Consider what it entails, the close and intimate knowledge of your child as an extension of yourself at first. The separation comes later, along with growth and development, but in the early stages, it is better that two bodies share one heart!

What I have discovered in my lifetime is that men can achieve this wonderfully nurturing relationship with ease, and indeed, many want to be hands-on parents to their children but don’t know how or are discouraged from doing so. This is why it is so important for parents to listen to each other as they discuss their roles vis a vis their children.

I discovered early on that my own approach to parent was rather — muscular. This was in part because my baby swiftly sent me into a blue funk that I myself could not understand.

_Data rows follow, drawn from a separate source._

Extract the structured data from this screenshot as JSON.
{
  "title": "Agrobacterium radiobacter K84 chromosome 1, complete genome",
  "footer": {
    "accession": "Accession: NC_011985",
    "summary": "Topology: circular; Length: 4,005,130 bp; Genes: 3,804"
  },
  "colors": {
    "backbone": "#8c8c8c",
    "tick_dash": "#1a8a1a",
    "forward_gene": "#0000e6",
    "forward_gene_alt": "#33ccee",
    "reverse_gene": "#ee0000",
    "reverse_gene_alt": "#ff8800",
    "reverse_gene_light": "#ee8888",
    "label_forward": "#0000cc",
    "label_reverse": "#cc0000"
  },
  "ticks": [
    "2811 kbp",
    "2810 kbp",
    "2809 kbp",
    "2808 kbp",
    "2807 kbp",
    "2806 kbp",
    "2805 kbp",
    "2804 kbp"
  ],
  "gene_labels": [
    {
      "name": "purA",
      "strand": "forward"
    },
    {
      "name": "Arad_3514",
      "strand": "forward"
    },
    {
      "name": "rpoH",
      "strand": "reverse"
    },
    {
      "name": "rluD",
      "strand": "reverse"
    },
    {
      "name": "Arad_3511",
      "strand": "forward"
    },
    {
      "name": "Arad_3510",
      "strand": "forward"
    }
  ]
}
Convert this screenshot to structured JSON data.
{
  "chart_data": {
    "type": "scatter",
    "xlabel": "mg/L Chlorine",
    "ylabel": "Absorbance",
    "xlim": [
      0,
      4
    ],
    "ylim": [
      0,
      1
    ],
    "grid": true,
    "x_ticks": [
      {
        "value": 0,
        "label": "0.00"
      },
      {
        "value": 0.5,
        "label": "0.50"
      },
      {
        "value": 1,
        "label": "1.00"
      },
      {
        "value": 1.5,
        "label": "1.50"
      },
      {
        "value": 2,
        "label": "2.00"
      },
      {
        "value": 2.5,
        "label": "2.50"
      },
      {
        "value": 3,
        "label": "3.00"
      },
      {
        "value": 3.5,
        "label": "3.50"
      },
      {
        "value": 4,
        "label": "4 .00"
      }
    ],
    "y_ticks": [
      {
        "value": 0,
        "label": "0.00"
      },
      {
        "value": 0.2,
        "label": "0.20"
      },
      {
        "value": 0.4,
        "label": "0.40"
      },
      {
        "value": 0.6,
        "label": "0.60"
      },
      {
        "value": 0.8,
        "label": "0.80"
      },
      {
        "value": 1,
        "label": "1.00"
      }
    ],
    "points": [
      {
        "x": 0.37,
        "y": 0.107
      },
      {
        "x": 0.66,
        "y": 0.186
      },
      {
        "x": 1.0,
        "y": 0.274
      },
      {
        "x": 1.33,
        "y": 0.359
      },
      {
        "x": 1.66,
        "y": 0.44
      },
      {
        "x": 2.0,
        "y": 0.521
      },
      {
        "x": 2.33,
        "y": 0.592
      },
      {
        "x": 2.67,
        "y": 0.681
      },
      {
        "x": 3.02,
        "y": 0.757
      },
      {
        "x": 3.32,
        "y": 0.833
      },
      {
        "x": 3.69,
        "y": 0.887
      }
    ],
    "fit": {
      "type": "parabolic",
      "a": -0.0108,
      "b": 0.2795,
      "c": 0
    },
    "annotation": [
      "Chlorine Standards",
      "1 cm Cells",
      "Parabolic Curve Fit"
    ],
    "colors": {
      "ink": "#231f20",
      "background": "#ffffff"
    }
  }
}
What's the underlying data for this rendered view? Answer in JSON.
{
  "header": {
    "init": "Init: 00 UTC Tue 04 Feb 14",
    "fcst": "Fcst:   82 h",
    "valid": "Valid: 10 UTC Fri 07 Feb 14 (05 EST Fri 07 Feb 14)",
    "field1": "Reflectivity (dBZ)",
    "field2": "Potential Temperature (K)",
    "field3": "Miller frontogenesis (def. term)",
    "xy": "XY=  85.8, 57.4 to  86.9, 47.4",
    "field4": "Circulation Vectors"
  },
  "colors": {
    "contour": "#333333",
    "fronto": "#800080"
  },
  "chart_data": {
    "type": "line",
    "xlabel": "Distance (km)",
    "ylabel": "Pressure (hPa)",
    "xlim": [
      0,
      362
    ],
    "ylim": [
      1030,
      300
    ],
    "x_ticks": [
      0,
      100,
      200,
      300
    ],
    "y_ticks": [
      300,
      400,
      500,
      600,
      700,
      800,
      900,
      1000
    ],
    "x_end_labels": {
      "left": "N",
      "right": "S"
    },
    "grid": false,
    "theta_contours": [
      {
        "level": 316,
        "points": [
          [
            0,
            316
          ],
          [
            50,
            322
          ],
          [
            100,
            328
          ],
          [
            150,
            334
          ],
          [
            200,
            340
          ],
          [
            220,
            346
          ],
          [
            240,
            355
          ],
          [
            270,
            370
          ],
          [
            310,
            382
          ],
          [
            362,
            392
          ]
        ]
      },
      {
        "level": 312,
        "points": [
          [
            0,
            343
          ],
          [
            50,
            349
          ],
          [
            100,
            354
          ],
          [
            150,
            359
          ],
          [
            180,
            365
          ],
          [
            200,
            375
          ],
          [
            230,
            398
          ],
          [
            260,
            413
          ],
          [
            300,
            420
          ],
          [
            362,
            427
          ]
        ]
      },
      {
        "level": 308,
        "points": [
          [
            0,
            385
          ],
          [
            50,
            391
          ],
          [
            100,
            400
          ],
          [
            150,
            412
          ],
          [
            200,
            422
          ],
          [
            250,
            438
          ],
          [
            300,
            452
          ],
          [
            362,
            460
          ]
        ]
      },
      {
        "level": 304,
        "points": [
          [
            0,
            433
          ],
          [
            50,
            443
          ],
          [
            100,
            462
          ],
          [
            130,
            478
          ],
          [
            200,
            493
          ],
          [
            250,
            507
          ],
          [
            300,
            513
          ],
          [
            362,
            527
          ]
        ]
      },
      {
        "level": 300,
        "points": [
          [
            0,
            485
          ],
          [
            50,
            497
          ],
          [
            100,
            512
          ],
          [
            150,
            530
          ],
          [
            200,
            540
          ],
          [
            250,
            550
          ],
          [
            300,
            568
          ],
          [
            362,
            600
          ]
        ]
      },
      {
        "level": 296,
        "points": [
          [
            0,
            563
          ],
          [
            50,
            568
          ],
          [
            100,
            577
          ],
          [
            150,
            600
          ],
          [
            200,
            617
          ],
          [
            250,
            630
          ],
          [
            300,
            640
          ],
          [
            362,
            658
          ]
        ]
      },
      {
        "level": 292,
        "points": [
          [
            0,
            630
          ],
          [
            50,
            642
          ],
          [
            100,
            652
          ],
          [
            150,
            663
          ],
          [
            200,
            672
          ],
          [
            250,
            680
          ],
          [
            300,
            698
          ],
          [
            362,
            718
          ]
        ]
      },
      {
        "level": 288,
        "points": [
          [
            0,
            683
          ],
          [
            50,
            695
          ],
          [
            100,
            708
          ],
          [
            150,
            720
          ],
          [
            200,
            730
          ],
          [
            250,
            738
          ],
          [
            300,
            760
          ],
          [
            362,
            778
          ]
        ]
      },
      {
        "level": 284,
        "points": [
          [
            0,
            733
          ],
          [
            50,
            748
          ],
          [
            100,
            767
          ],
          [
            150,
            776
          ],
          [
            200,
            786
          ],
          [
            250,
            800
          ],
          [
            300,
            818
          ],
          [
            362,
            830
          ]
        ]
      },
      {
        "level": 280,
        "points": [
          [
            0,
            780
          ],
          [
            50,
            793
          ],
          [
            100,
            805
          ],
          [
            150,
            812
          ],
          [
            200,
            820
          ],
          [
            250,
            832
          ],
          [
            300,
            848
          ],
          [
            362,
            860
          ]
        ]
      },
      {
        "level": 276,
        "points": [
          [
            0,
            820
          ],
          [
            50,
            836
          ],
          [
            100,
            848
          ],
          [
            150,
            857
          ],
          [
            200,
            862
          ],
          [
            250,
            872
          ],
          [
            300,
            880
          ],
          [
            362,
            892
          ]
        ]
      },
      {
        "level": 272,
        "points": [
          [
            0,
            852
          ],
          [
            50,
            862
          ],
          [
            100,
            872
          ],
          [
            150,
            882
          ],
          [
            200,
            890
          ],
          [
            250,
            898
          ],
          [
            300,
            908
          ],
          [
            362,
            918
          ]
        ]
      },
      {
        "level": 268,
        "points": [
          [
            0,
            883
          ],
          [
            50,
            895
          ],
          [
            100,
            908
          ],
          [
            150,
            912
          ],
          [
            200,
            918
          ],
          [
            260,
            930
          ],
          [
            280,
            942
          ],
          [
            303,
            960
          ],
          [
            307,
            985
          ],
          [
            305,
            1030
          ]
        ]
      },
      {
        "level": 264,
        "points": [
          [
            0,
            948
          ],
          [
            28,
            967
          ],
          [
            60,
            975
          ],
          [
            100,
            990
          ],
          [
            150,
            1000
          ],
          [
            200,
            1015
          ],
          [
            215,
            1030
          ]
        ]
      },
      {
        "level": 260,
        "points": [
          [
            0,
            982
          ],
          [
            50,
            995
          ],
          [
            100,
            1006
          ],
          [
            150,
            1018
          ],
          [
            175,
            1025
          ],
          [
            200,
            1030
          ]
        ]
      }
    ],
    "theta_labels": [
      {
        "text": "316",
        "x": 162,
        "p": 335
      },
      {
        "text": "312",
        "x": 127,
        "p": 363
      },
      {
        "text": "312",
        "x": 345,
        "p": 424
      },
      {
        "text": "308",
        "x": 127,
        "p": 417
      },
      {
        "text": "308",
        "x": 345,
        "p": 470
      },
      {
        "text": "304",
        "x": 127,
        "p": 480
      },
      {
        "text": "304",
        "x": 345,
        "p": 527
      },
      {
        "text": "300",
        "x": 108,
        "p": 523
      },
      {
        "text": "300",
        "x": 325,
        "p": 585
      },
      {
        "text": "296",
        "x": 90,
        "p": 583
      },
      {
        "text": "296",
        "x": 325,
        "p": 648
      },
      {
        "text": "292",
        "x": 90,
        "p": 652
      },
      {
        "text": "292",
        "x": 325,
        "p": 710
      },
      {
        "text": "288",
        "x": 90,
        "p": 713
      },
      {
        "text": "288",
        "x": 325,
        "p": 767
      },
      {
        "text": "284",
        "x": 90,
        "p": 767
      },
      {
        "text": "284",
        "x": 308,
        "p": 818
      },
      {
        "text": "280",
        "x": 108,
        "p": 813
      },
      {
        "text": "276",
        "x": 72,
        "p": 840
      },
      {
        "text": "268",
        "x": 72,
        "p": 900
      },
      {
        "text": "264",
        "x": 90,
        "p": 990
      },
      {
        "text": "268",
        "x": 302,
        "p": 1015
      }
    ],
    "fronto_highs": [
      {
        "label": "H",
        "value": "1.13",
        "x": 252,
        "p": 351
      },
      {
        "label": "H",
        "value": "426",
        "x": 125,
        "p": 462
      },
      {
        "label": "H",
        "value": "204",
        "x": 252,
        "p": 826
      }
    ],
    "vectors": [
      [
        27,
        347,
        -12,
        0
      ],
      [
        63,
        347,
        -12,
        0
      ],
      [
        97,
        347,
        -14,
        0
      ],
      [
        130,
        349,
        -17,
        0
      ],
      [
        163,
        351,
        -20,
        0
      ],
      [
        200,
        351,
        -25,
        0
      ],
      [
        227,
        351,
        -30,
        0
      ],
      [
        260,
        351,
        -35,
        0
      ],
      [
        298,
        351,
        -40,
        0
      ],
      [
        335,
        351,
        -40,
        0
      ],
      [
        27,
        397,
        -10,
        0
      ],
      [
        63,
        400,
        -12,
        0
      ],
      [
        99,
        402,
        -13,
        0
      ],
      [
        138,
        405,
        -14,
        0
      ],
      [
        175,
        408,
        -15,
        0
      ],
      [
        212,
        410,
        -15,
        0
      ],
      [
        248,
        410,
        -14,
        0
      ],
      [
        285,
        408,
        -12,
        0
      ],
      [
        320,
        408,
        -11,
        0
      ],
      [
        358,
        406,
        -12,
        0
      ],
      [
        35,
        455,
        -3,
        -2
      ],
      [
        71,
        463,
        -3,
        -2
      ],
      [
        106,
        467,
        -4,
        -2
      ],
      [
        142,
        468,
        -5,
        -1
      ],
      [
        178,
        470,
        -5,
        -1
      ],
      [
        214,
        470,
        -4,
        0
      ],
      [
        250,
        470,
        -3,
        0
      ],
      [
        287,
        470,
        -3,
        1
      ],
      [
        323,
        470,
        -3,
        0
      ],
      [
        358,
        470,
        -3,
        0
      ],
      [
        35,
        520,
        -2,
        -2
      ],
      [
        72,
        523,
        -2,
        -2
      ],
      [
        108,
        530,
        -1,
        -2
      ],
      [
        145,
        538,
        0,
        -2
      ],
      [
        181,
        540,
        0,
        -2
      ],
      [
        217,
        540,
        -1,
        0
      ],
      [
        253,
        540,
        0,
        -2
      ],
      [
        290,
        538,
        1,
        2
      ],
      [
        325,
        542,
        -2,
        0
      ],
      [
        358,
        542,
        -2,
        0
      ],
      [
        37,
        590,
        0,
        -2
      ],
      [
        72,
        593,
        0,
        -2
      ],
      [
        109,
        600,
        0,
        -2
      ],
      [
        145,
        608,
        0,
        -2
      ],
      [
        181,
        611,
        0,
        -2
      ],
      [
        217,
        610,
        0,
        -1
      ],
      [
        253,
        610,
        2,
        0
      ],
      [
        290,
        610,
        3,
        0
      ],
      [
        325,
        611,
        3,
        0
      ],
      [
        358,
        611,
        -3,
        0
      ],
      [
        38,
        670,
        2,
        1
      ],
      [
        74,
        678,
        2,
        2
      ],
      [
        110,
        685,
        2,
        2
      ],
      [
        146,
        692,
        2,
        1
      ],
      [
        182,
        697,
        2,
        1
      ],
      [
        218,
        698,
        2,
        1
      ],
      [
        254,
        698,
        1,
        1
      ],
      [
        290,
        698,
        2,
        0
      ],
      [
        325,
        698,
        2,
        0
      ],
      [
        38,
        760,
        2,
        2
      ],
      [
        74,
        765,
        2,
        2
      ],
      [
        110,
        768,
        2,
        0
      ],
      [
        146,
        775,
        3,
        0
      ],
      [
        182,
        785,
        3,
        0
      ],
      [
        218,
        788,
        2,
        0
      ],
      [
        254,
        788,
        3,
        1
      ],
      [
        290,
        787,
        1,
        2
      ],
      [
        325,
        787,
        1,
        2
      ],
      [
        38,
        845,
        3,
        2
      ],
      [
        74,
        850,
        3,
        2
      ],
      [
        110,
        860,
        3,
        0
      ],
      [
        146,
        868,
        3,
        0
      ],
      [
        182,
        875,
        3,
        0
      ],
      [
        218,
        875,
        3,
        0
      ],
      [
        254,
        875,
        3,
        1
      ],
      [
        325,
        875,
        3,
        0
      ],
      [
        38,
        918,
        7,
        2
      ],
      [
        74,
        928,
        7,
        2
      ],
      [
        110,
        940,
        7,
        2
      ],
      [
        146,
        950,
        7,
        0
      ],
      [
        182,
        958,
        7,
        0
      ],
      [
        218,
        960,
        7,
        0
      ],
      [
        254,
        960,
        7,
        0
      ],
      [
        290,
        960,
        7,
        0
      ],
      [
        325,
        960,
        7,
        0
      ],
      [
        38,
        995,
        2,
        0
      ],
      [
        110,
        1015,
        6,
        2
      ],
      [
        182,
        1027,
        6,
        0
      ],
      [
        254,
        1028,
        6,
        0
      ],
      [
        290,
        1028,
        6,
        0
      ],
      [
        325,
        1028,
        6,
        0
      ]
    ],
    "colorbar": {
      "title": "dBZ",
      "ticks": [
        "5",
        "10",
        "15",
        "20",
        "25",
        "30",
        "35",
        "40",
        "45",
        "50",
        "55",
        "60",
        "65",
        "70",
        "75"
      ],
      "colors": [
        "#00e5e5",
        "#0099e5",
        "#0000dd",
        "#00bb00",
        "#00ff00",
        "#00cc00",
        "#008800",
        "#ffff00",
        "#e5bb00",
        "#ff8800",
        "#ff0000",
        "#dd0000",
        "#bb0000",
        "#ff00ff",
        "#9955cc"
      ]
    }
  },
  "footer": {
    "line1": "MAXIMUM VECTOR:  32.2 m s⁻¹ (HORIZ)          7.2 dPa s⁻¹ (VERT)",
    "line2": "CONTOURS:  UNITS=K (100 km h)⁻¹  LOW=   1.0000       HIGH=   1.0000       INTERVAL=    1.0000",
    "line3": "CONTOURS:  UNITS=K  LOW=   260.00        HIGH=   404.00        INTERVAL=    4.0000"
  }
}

Every time he turned his (to my imagination) baleful eyes upon me, I felt he had sussed out my soul and found me wanting. Resentfully, I would want to tell him I found him wanting to, but I didn’t dare. Sleep, both his and mine, were the biggest casualties.

Enter his father, who, from the very beginning, seemed to have no problem at all with forming and sustaining a relationship based on the closest knowledge of how his son woke, slept, ingested formula and evacuated it.

His big hands were gentle as he changed nappies that I gladly washed and the casual dexterity with which he plastered that fractious, wriggly little body to his chest, bringing it instant calm made me bite down on my nails and ask what…why…how come.

He was fearless and until I incorporated that aspect into my own mommification process, the bonding failed to happen.

Then it did, but throughout those early years, my style remained less than ideal doting mommy, more like brisk and businesslike carer on the outside, with the marshmallow me tucked safely inside.

This is what enabled me to separate myth from fact, the biggest discovery being that there is no such thing as quality time, there is only quantity time. So we spent long hours together, doing our own things separately and occasionally touching base, all in the same space, of course.

Time with Daddy was different, with communion of a high order and much chit chat. And at night, sleeping in the same big bed, he was always drawn to his father like a magnet, no matter that we even changed positions. Sometimes I worried — shouldn’t he be seeking me even in his subconscious? What kind of mommy was I turning out to be? Thankfully, he has turned out fine, which means he got plenty of mummying when he needed it from both of us. And a couple of days ago, he paid me the ultimate compliment.

“You know,” he said, “now I understand what you meant when you said you used to feel helpless with fear when I was little, because you didn’t know how to protect me or whether you could”. Yep, he’s finally going to be a daddy and it looks like he’s feeling decidedly like mommy.

And no, he’s not a confused atma. He’s a fused atma, at peace with both sides of his remarkable self.